Un tracteur arrive vers nous sur la route, une chose démodée, pas un monstre avec des roues aussi hautes que le caniveau et une carrosserie impressionnante, mais juste une petite chose nonchalamment utile. Vert, comme il se doit. En passant, nous voyons les jantes peintes en rouge. Apparemment, quelqu’un a vraiment pensé que cela valait la peine de faire quelque chose avec ce chariot.

Pour une raison quelconque, c’est toujours un peu émouvant, cette envie de décorer quelque chose – tous ces géraniums dans des conteneurs, ces portes de jardin aux pointes peintes, ces plaques signalétiques élégamment agitées – que ce soit beau ou pas, même si la beauté est un avantage.

Tant de gens prennent la peine de tout décorer et de tout embellir, y compris eux-mêmes, pour se distinguer ou s’adapter, pour se moquer des autres ou pour leur propre plaisir.

On ne peut pas remonter aussi loin dans l’histoire sans que des gens ne grattent un motif sur l’argile, n’étalent de la peinture sur une paroi rocheuse, ne se parent de plumes, de couleurs et de perles.

Soudain, je ne peux plus penser à l’indifférence. Oui, de la part de certaines personnes pour certaines choses, pour l’art, le silence, l’environnement ou les marques de voitures, mais presque tout le monde essaie d’en faire quelque chose dans un domaine ou un autre en faisant quelque chose qui n’est pas utile mais beau ou amusant ou drôle.

Même dans les conditions les plus difficiles.

J’ai toujours eu tendance à considérer cela comme une forme de vitalité, un art de vivre malgré tout, mais ce n’est pas forcément le cas.

Dans fidélité il y a eu une petite conversation avec l’artiste et parfumeur Frank Bloem. Il a dit qu’en fait, il ne trouvait pas la vie très spéciale et qu’il s’ennuyait facilement.
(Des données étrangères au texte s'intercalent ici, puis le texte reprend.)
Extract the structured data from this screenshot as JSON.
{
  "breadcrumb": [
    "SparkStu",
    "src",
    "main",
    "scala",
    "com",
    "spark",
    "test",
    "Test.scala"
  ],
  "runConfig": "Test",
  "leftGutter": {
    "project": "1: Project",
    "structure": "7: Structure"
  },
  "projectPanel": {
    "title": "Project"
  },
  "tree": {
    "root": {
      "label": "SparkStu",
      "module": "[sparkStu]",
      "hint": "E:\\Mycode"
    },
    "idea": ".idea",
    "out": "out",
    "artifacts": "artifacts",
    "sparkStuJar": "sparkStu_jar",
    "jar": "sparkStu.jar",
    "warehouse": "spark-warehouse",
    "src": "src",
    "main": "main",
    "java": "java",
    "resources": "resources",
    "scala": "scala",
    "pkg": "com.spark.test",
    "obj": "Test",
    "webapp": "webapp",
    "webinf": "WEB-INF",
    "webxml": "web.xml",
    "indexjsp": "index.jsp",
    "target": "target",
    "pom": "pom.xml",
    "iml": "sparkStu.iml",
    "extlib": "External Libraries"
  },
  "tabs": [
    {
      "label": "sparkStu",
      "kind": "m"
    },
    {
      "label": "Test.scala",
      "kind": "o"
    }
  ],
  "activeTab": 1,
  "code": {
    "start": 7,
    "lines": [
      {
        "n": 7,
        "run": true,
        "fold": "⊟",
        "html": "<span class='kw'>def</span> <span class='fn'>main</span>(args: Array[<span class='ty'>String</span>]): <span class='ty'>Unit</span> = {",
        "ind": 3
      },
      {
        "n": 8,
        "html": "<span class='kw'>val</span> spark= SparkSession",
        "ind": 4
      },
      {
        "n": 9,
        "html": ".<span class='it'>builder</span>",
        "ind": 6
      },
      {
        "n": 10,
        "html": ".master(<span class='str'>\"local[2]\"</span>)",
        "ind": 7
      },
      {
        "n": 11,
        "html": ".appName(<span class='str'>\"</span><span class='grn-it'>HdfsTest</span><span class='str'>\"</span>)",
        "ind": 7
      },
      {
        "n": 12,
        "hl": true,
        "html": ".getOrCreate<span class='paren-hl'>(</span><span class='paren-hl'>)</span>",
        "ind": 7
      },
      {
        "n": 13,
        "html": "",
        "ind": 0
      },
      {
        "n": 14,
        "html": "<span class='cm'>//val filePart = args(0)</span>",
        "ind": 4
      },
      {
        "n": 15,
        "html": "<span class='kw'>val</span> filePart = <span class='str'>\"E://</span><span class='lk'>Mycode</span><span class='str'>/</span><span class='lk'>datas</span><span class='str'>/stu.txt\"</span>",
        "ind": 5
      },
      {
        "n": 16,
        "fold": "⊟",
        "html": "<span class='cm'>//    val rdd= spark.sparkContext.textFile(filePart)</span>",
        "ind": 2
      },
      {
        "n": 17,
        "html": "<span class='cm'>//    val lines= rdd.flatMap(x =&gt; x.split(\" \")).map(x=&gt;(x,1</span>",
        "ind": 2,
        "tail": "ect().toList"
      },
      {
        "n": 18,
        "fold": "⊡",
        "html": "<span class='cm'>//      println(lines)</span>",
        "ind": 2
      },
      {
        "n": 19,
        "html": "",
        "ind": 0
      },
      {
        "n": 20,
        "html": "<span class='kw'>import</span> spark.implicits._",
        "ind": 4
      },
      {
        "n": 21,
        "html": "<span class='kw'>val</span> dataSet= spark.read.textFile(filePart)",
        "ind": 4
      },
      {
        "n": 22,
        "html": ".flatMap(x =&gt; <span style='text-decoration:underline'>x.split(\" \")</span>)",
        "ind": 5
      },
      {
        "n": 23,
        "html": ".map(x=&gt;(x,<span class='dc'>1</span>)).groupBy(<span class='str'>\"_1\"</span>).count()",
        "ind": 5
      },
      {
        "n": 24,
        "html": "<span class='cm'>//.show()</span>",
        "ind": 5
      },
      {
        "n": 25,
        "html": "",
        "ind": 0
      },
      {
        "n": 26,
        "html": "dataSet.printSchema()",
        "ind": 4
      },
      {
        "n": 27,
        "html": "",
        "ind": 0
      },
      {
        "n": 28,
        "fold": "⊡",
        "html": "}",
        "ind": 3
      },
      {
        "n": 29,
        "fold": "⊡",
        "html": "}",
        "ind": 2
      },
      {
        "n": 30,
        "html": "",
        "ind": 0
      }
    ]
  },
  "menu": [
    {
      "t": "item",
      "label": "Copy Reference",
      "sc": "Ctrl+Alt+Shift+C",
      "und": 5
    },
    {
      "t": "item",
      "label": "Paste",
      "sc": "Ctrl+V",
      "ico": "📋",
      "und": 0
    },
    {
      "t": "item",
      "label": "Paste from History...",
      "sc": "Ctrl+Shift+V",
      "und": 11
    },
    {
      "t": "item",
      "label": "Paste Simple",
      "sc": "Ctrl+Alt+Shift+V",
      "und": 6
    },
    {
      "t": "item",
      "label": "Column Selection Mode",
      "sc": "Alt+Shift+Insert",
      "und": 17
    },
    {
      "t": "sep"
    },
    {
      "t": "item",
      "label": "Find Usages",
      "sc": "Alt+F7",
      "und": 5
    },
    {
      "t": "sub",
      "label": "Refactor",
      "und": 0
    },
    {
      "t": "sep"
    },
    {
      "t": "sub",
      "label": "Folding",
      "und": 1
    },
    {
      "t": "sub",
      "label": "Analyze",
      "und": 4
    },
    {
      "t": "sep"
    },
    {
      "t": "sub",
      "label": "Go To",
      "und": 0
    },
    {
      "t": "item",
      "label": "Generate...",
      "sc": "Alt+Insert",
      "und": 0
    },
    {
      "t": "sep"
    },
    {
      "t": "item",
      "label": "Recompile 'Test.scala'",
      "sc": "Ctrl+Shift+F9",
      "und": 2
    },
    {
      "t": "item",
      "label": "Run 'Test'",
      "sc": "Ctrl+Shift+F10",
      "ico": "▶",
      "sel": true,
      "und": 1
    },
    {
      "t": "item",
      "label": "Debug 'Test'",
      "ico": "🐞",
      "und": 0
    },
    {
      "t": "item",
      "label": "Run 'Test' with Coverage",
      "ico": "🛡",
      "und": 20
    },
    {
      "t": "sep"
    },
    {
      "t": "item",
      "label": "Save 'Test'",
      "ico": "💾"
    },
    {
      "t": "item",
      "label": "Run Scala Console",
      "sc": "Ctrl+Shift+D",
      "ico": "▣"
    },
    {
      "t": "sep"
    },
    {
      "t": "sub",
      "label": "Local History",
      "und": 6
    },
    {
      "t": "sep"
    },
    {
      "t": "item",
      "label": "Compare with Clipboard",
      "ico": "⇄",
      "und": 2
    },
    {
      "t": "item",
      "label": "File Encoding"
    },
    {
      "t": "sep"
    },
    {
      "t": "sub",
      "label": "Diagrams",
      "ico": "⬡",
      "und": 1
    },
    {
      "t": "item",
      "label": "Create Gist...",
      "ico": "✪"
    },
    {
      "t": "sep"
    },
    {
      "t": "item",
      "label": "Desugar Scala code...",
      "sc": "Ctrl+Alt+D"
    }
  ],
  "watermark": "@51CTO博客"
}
Pour se rendre les choses intéressantes, il crée des parfums et s’immerge dans les senteurs, non par passion, mais pour éviter de s’ennuyer à mourir.

Intéressant. On ne lit pas souvent que les gens s’ennuient, c’est considéré comme assez embarrassant. Tout le monde a « tellement de choses à faire » et tout le monde manque de temps. Personne n’a de temps à perdre.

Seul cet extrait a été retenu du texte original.